More likely, isn’t it?

Inverse Gamma

Let’s try the last distribution, an inverse gamma. It takes an $a$ parameter:

invgamma_407 = invgamma(a=4.07)

sns.histplot(invgamma_407.rvs(1000),stat='density');

As before, let’s recover the parameters:

invgamma_407_mean, invgamma_407_var = invgamma_407.stats(moments='mv')
print("Mean: {:0.2f}, Variance: {:0.3f}".format(invgamma_407_mean,invgamma_407_var))

Mean: 0.33, Variance: 0.051

And generate the histograms of 100 and 1000 samples means with their respective normal estimations:

invgamma_means_0100 = [invgamma_407.rvs(size= 100).mean() for x in range(1000)]
invgamma_means_1000 = [invgamma_407.rvs(size=1000).mean() for x in range(1000)]

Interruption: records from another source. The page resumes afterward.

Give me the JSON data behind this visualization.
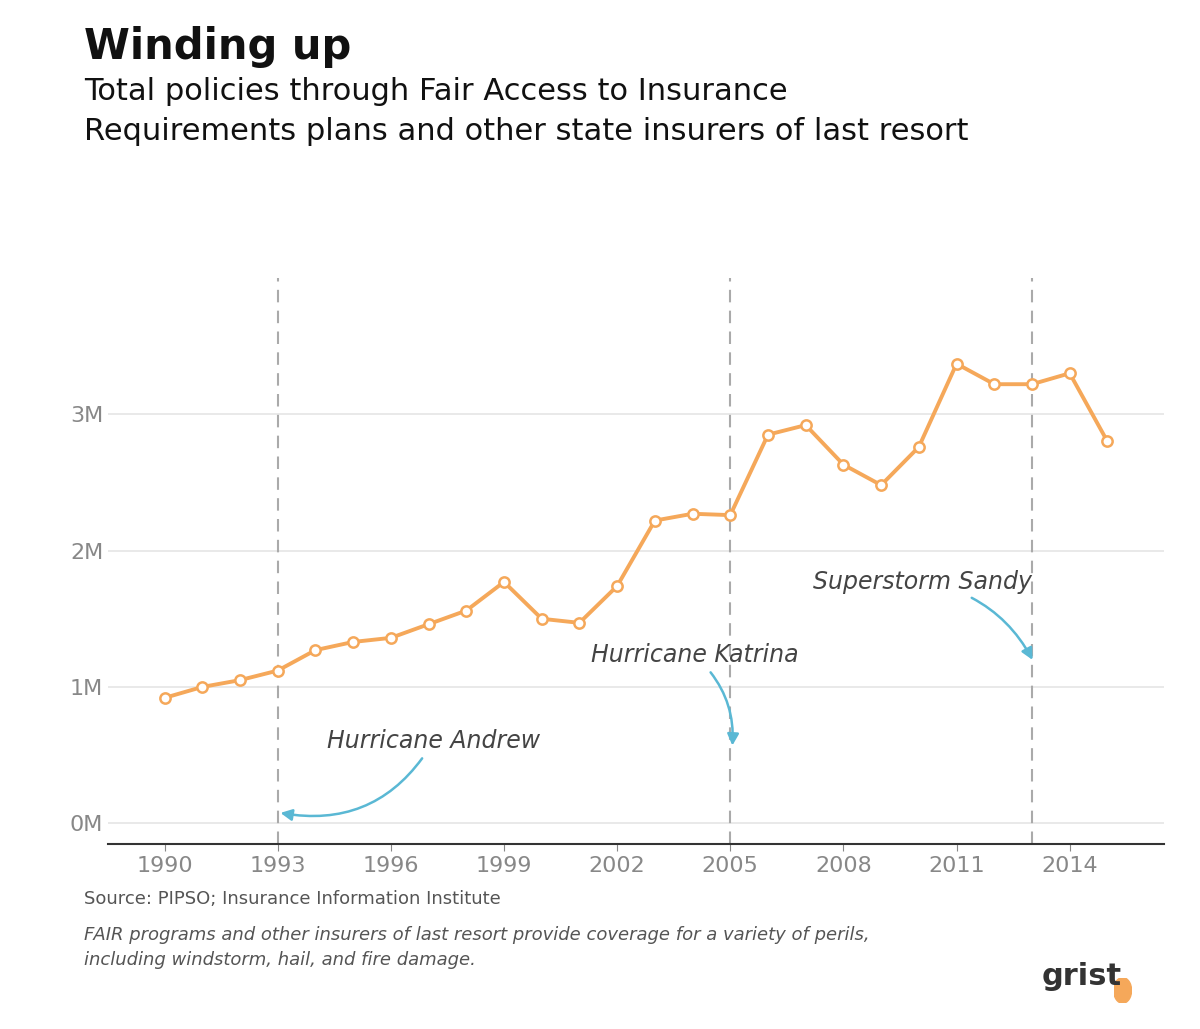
{
  "title_bold": "Winding up",
  "subtitle": "Total policies through Fair Access to Insurance\nRequirements plans and other state insurers of last resort",
  "source_text": "Source: PIPSO; Insurance Information Institute",
  "footnote_text": "FAIR programs and other insurers of last resort provide coverage for a variety of perils,\nincluding windstorm, hail, and fire damage.",
  "grist_text": "grist",
  "years": [
    1990,
    1991,
    1992,
    1993,
    1994,
    1995,
    1996,
    1997,
    1998,
    1999,
    2000,
    2001,
    2002,
    2003,
    2004,
    2005,
    2006,
    2007,
    2008,
    2009,
    2010,
    2011,
    2012,
    2013,
    2014,
    2015
  ],
  "values": [
    0.92,
    1.0,
    1.05,
    1.12,
    1.27,
    1.33,
    1.36,
    1.46,
    1.56,
    1.77,
    1.5,
    1.47,
    1.74,
    2.22,
    2.27,
    2.26,
    2.85,
    2.92,
    2.63,
    2.48,
    2.76,
    3.37,
    3.22,
    3.22,
    3.3,
    2.8
  ],
  "line_color": "#F5A85A",
  "marker_face": "#ffffff",
  "marker_edge": "#F5A85A",
  "vline_color": "#aaaaaa",
  "vline_years": [
    1993,
    2005,
    2013
  ],
  "annotation_color": "#5ab8d4",
  "xlim": [
    1988.5,
    2016.5
  ],
  "ylim": [
    -0.15,
    4.0
  ],
  "xticks": [
    1990,
    1993,
    1996,
    1999,
    2002,
    2005,
    2008,
    2011,
    2014
  ],
  "yticks": [
    0,
    1,
    2,
    3
  ],
  "ytick_labels": [
    "0M",
    "1M",
    "2M",
    "3M"
  ],
  "background_color": "#ffffff",
  "grid_color": "#e5e5e5",
  "title_fontsize": 30,
  "subtitle_fontsize": 22,
  "axis_tick_fontsize": 16,
  "annotation_fontsize": 17,
  "source_fontsize": 13,
  "text_color": "#444444",
  "tick_color": "#888888",
  "grist_dot_color": "#F5A85A"
}
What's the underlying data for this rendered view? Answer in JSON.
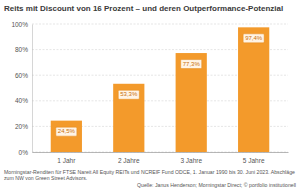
{
  "chart_data": {
    "type": "bar",
    "title": "Reits mit Discount von 16 Prozent – und deren Outperformance-Potenzial",
    "categories": [
      "1 Jahr",
      "2 Jahre",
      "3 Jahre",
      "5 Jahre"
    ],
    "values": [
      24.5,
      53.3,
      77.3,
      97.4
    ],
    "value_labels": [
      "24,5%",
      "53,3%",
      "77,3%",
      "97,4%"
    ],
    "color": "#f39a2b",
    "ylim": [
      0,
      100
    ],
    "yticks": [
      {
        "value": 0,
        "label": "0%"
      },
      {
        "value": 20,
        "label": "20%"
      },
      {
        "value": 40,
        "label": "40%"
      },
      {
        "value": 60,
        "label": "60%"
      },
      {
        "value": 80,
        "label": "80%"
      },
      {
        "value": 100,
        "label": "100%"
      }
    ],
    "grid": true,
    "data_labels": true,
    "note": "Morningstar-Renditen für FTSE Nareit All Equity REITs und NCREIF Fund ODCE, 1. Januar 1990 bis 30. Juni 2023. Abschläge zum NW von Green Street Advisors.",
    "source": "Quelle: Janus Henderson; Morningstar Direct; © portfolio institutionell"
  }
}
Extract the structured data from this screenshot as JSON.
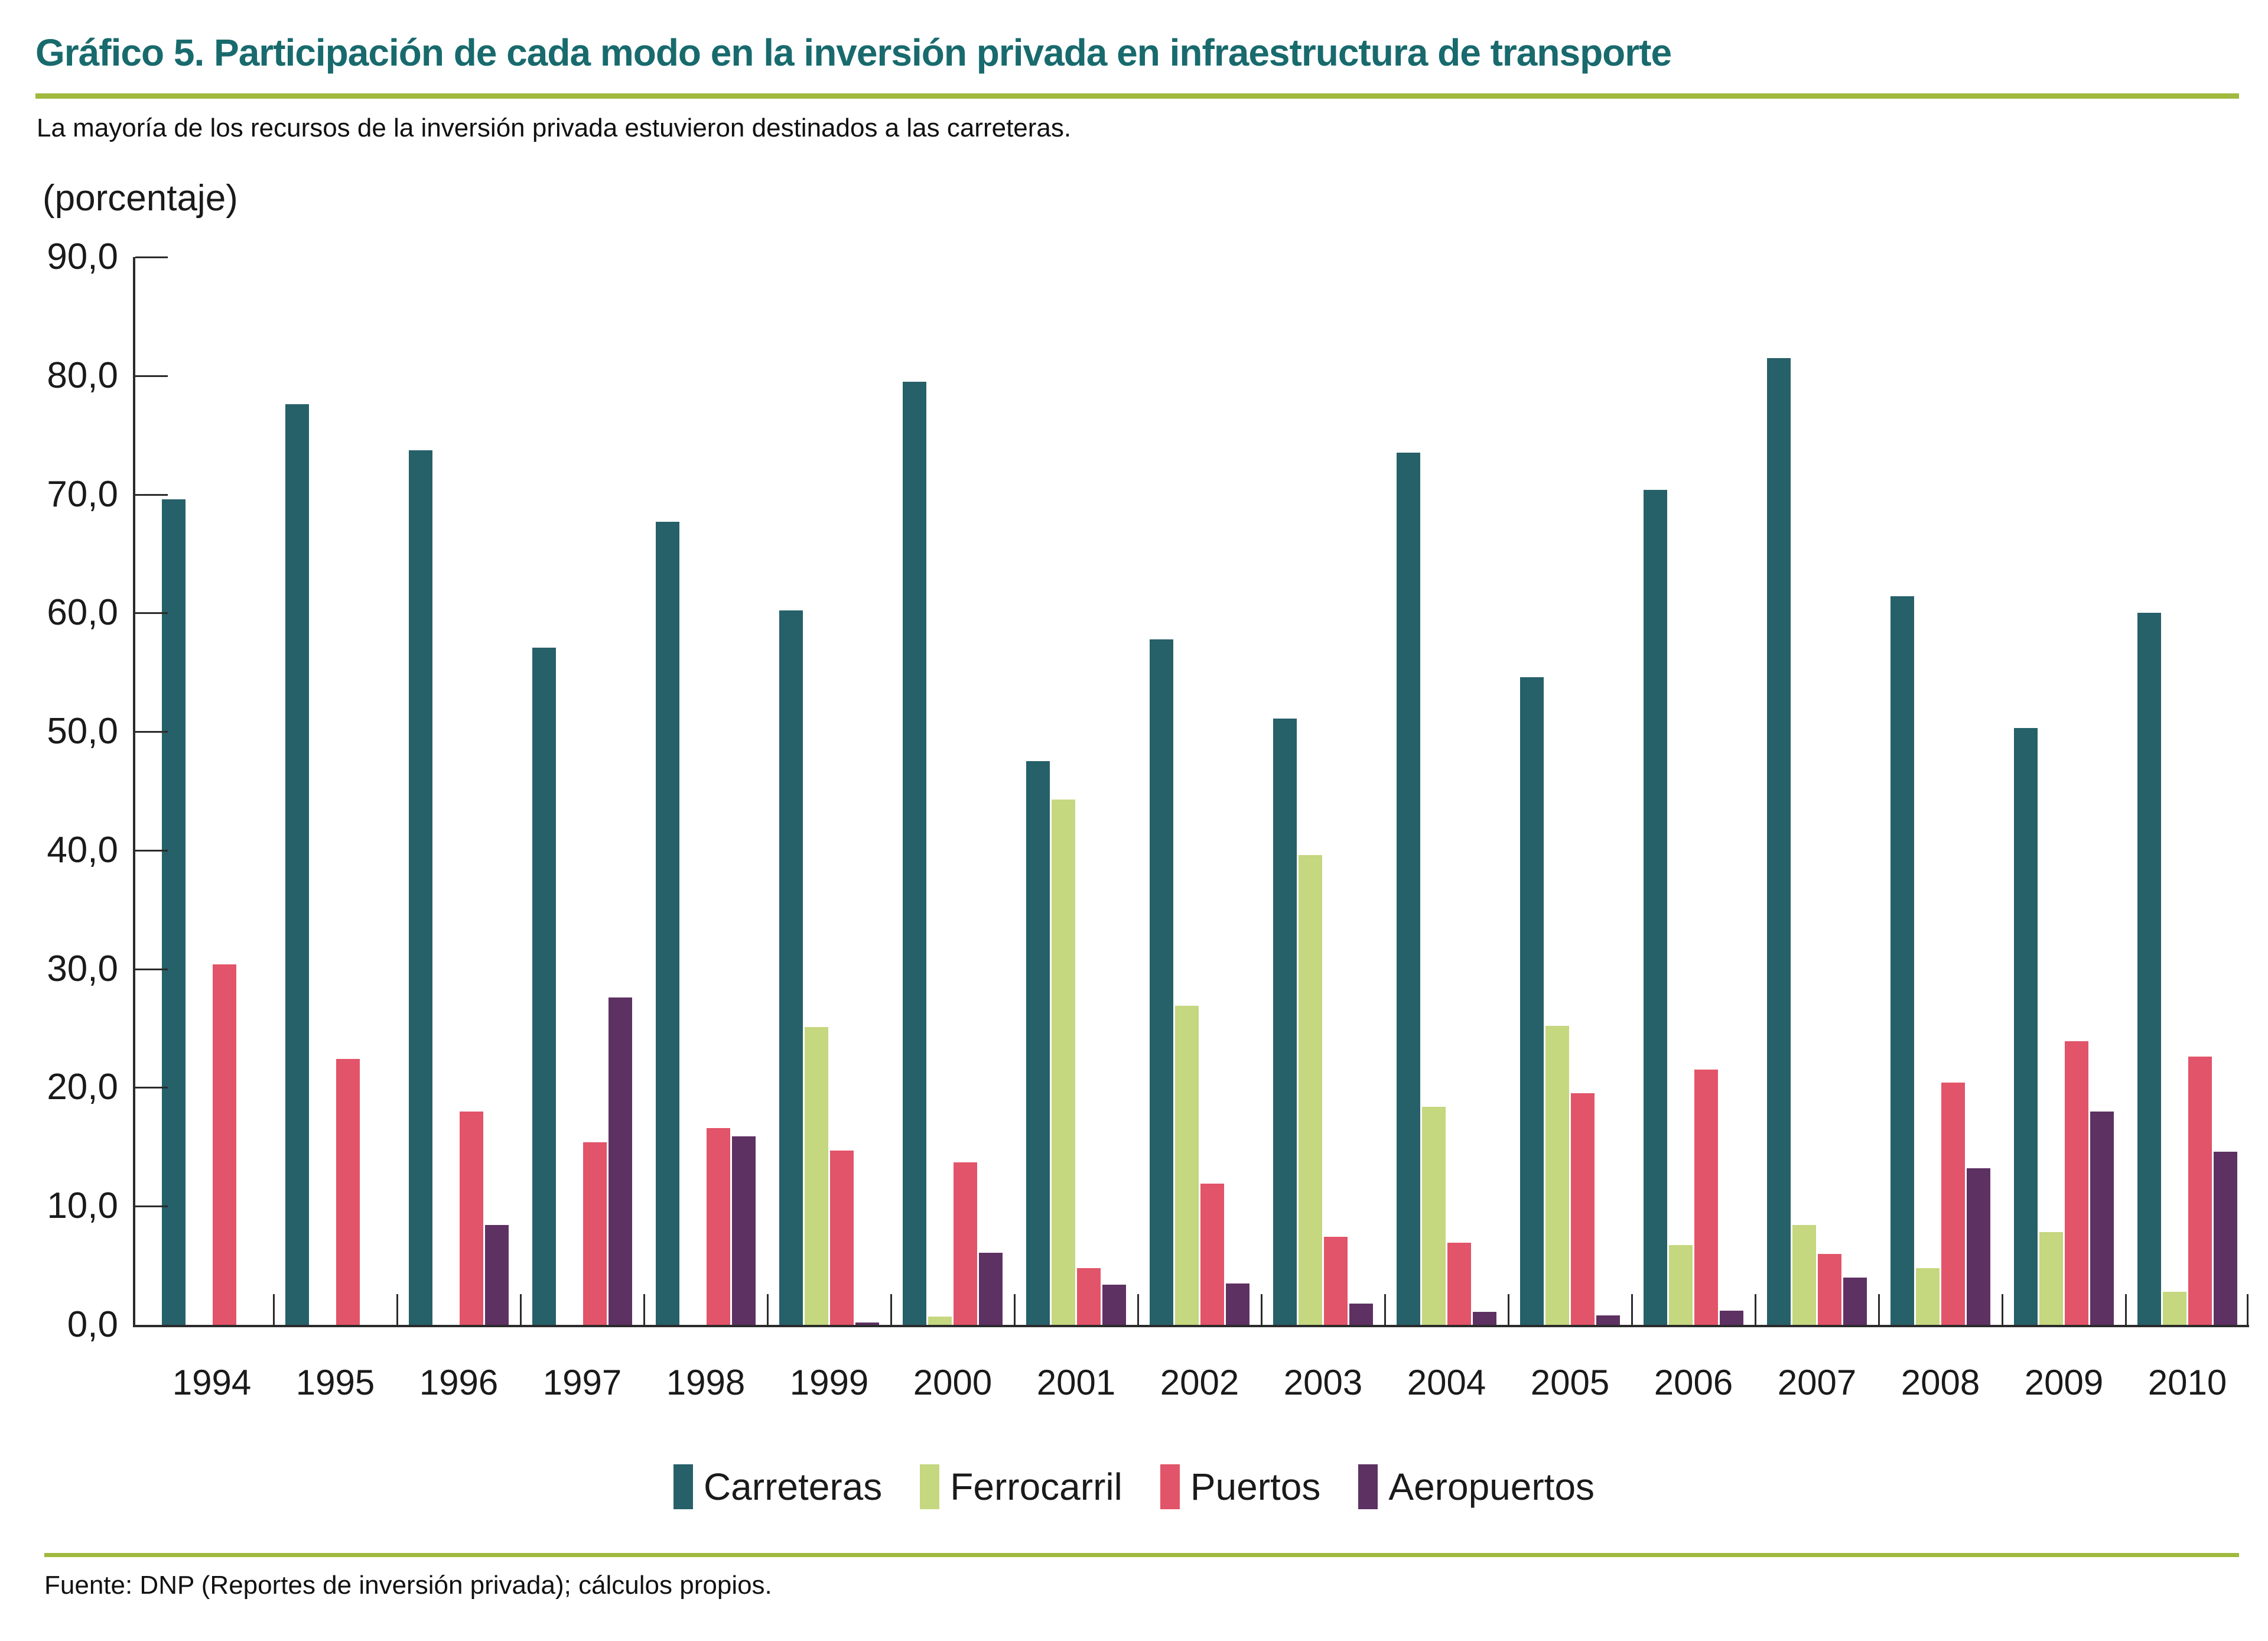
{
  "header": {
    "title": "Gráfico 5. Participación de cada modo en la inversión privada en infraestructura de transporte",
    "subtitle": "La mayoría de los recursos de la inversión privada estuvieron destinados a las carreteras."
  },
  "chart_data": {
    "type": "bar",
    "title": "Gráfico 5. Participación de cada modo en la inversión privada en infraestructura de transporte",
    "unit_label": "(porcentaje)",
    "ylabel": "(porcentaje)",
    "xlabel": "",
    "ylim": [
      0,
      90
    ],
    "ytick_step": 10,
    "grid": false,
    "legend_position": "bottom",
    "categories": [
      "1994",
      "1995",
      "1996",
      "1997",
      "1998",
      "1999",
      "2000",
      "2001",
      "2002",
      "2003",
      "2004",
      "2005",
      "2006",
      "2007",
      "2008",
      "2009",
      "2010"
    ],
    "series": [
      {
        "name": "Carreteras",
        "color": "#266069",
        "values": [
          69.6,
          77.6,
          73.7,
          57.1,
          67.7,
          60.2,
          79.5,
          47.5,
          57.8,
          51.1,
          73.5,
          54.6,
          70.4,
          81.5,
          61.4,
          50.3,
          60.0
        ]
      },
      {
        "name": "Ferrocarril",
        "color": "#c5d77f",
        "values": [
          0,
          0,
          0,
          0,
          0,
          25.1,
          0.7,
          44.3,
          26.9,
          39.6,
          18.4,
          25.2,
          6.7,
          8.4,
          4.8,
          7.8,
          2.8
        ]
      },
      {
        "name": "Puertos",
        "color": "#e25469",
        "values": [
          30.4,
          22.4,
          18.0,
          15.4,
          16.6,
          14.7,
          13.7,
          4.8,
          11.9,
          7.4,
          6.9,
          19.5,
          21.5,
          6.0,
          20.4,
          23.9,
          22.6
        ]
      },
      {
        "name": "Aeropuertos",
        "color": "#5e3163",
        "values": [
          0,
          0,
          8.4,
          27.6,
          15.9,
          0.2,
          6.1,
          3.4,
          3.5,
          1.8,
          1.1,
          0.8,
          1.2,
          4.0,
          13.2,
          18.0,
          14.6
        ]
      }
    ]
  },
  "axis": {
    "color": "#2b2b2b",
    "decimal_separator": ","
  },
  "footer": {
    "source": "Fuente: DNP (Reportes de inversión privada); cálculos propios."
  },
  "colors": {
    "title": "#186a6d",
    "rule": "#a0b93e"
  }
}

sns.histplot(invgamma_means_0100,stat='density');
norm_invg_1 = norm(loc=invgamma_407_mean,scale=np.sqrt(invgamma_407_var/100))
x = np.linspace(0.2,0.45,100)
sns.lineplot(x=x,y=norm_invg_1.pdf(x),color='red');

sns.histplot(invgamma_means_1000,stat='density');
norm_invg_2 = norm(loc=invgamma_407_mean,scale=np.sqrt(invgamma_407_var/1000))
x = np.linspace(0.25,0.40,100) #norm.ppf: Percent point function (inverse of `cdf`)
sns.lineplot(x=x,y=norm_invg_2.pdf(x),color='red');

Again, as for the lognormal distribution, for $n=100$ normal approximation seems a little bit off in the tails, probably because of the skewed shape of inverse gamma distribution.

And that’s it! CLT is a useful tool from both theoretical and practical perspectives because it allows us to model the mean of any distribution for (sufficiently) large samples.